‘Tá na hora do Jair já ir embora’: Como Juliano Maderada criou ‘jingles de paredão’ e renovou política com festa nordestina | Música

Um ex-professor de matemática baiano de 48 anos mudou a cara dos jingles políticos em 2022. Com ritmos dançantes do Nordeste e letras provocativas, ele quebrou a pompa dessas músicas. Assim, elas foram parar no TikTok e nos “paredões”, as caixas de som automotivas para festas de rua.

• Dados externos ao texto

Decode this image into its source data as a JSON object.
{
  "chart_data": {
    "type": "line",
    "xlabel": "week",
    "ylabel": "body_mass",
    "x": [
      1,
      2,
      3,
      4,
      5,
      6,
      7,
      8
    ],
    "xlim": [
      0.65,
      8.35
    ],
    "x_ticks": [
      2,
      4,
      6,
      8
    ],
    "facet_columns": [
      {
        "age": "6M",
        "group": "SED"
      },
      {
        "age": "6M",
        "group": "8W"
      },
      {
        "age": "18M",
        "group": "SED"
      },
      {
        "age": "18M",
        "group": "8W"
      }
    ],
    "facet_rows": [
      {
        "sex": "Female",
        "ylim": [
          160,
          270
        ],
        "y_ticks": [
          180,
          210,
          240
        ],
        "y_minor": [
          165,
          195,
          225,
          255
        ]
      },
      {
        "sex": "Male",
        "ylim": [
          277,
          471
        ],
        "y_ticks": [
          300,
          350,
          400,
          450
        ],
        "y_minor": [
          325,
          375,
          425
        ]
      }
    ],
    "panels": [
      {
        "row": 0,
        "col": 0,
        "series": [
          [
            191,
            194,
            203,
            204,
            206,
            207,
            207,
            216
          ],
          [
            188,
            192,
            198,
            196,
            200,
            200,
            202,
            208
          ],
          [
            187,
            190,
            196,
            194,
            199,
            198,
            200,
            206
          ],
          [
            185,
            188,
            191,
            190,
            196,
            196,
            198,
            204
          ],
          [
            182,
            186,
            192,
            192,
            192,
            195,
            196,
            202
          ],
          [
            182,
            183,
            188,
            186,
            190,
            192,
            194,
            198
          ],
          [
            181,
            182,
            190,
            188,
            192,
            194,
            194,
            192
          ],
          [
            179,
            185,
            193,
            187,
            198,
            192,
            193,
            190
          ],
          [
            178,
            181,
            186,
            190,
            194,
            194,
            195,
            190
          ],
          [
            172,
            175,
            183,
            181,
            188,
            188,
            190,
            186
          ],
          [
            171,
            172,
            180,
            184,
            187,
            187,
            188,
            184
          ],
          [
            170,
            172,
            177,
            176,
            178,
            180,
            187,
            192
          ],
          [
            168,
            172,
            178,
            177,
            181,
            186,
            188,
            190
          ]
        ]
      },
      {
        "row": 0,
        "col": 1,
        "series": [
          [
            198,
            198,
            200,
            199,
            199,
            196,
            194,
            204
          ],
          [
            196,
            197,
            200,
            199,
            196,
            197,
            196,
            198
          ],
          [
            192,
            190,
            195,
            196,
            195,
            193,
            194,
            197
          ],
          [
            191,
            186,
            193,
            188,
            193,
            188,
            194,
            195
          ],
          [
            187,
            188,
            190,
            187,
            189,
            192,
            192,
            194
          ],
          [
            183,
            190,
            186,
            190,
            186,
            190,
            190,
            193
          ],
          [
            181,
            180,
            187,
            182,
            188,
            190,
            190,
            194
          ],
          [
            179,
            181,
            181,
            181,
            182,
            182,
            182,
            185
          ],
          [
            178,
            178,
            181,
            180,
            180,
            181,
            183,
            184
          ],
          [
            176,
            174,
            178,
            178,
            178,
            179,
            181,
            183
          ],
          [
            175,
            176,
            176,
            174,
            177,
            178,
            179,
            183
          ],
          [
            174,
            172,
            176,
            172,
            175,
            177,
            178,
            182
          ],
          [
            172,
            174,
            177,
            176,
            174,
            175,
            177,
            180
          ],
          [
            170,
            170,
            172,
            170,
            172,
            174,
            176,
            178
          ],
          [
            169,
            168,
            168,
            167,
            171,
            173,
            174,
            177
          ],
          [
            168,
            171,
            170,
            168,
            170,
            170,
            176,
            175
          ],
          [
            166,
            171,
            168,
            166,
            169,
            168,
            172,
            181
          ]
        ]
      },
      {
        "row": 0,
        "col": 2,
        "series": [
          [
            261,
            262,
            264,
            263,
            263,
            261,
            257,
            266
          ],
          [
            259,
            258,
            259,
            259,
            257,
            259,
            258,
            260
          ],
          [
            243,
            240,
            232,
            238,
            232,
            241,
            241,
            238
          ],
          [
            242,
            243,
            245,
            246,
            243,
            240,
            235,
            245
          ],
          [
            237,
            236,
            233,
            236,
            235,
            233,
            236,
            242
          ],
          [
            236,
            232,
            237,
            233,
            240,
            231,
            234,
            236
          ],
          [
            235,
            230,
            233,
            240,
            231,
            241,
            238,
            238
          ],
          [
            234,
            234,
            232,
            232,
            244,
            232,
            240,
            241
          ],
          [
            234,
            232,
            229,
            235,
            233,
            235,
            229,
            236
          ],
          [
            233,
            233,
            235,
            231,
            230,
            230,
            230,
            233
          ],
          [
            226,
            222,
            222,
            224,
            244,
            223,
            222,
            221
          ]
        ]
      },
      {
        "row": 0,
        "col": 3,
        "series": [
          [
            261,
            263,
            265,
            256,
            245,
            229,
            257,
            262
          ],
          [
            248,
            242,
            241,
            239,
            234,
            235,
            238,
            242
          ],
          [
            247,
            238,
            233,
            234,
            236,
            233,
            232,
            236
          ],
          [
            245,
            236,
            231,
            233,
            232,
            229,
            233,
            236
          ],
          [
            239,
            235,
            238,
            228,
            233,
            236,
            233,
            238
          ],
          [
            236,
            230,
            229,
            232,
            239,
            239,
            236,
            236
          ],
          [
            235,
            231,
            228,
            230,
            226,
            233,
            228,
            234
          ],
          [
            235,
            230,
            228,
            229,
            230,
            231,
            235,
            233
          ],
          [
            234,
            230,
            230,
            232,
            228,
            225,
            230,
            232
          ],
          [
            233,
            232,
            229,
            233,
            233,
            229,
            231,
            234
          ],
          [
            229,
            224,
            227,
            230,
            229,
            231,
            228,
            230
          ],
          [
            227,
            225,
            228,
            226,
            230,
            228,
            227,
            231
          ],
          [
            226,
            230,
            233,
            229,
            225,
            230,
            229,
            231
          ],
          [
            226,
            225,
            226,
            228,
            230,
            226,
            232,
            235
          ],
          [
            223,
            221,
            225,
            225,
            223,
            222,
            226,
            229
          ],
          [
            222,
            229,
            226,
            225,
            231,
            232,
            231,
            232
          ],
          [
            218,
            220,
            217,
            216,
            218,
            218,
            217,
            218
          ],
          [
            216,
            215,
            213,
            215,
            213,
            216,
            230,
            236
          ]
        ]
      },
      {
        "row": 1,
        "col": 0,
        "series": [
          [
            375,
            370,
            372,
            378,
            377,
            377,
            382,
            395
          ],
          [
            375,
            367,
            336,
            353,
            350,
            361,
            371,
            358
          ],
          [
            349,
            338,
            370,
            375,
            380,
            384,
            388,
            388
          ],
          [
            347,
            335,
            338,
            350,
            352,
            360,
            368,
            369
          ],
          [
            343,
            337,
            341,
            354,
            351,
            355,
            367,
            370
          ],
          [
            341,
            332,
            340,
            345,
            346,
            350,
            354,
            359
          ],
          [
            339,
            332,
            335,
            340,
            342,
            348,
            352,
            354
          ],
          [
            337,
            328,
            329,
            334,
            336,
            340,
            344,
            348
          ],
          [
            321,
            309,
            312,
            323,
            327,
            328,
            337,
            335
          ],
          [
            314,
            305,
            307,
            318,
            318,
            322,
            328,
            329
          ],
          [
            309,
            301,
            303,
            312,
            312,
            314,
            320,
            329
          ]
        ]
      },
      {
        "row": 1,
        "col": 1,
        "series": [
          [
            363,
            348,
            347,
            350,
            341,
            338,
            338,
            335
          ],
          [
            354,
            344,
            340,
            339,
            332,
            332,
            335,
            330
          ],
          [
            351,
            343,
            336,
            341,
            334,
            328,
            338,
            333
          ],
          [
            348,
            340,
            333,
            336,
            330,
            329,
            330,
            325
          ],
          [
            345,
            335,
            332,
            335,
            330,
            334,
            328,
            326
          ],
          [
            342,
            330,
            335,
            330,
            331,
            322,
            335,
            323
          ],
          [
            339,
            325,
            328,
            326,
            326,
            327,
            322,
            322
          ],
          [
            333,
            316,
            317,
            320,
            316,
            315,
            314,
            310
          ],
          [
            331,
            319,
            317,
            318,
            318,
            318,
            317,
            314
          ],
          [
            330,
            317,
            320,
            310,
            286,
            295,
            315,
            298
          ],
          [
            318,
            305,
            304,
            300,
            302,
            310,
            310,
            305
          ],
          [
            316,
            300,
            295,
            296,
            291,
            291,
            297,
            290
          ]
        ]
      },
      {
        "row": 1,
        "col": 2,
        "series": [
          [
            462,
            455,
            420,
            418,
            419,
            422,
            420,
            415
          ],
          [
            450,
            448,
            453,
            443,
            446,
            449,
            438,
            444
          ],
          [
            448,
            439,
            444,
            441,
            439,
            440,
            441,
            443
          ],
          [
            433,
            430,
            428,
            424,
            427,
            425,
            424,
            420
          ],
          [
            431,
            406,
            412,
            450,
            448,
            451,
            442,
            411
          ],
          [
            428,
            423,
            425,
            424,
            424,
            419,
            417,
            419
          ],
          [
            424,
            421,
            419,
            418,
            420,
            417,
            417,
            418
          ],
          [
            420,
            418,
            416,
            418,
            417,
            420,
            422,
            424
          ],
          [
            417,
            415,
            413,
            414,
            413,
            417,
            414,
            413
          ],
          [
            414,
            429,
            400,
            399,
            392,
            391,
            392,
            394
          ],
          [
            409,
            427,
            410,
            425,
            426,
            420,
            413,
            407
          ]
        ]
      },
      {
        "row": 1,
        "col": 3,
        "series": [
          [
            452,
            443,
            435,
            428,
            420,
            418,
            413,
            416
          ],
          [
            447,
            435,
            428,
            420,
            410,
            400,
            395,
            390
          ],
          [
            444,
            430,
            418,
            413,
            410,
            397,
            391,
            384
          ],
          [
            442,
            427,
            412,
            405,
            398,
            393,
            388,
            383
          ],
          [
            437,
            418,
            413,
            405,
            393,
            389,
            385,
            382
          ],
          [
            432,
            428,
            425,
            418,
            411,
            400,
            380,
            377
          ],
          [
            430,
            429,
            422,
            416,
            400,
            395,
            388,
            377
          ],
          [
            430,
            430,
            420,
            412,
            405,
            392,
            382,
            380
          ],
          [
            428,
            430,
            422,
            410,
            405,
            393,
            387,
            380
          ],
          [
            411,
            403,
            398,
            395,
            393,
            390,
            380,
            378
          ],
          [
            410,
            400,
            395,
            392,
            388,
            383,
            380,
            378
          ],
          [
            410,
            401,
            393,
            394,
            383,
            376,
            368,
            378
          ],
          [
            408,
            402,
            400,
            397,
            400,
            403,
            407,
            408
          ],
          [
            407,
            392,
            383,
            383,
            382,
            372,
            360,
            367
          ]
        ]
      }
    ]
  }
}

O podcast g1 ouviu conta duas histórias: a do dono de uma pequena banda de arrocha na Bahia e a dos irmãos que batalhavam no sertanejo no interior de SP. Eles fizeram apostas para o embate que viria nas eleições – um do lado de Lula (PT); os outros, de Bolsonaro (PL).

Longe do glamour de celebridades, são as criações destes artistas menos conhecidos, “outsiders”, que ganham as duas multidões – seja em um carnaval lotado de vermelho por ruas do Nordeste ou em uma triunfante volta de cavalo pela arena lotada na festa de Barretos. Elas também entram nas paradas de streaming.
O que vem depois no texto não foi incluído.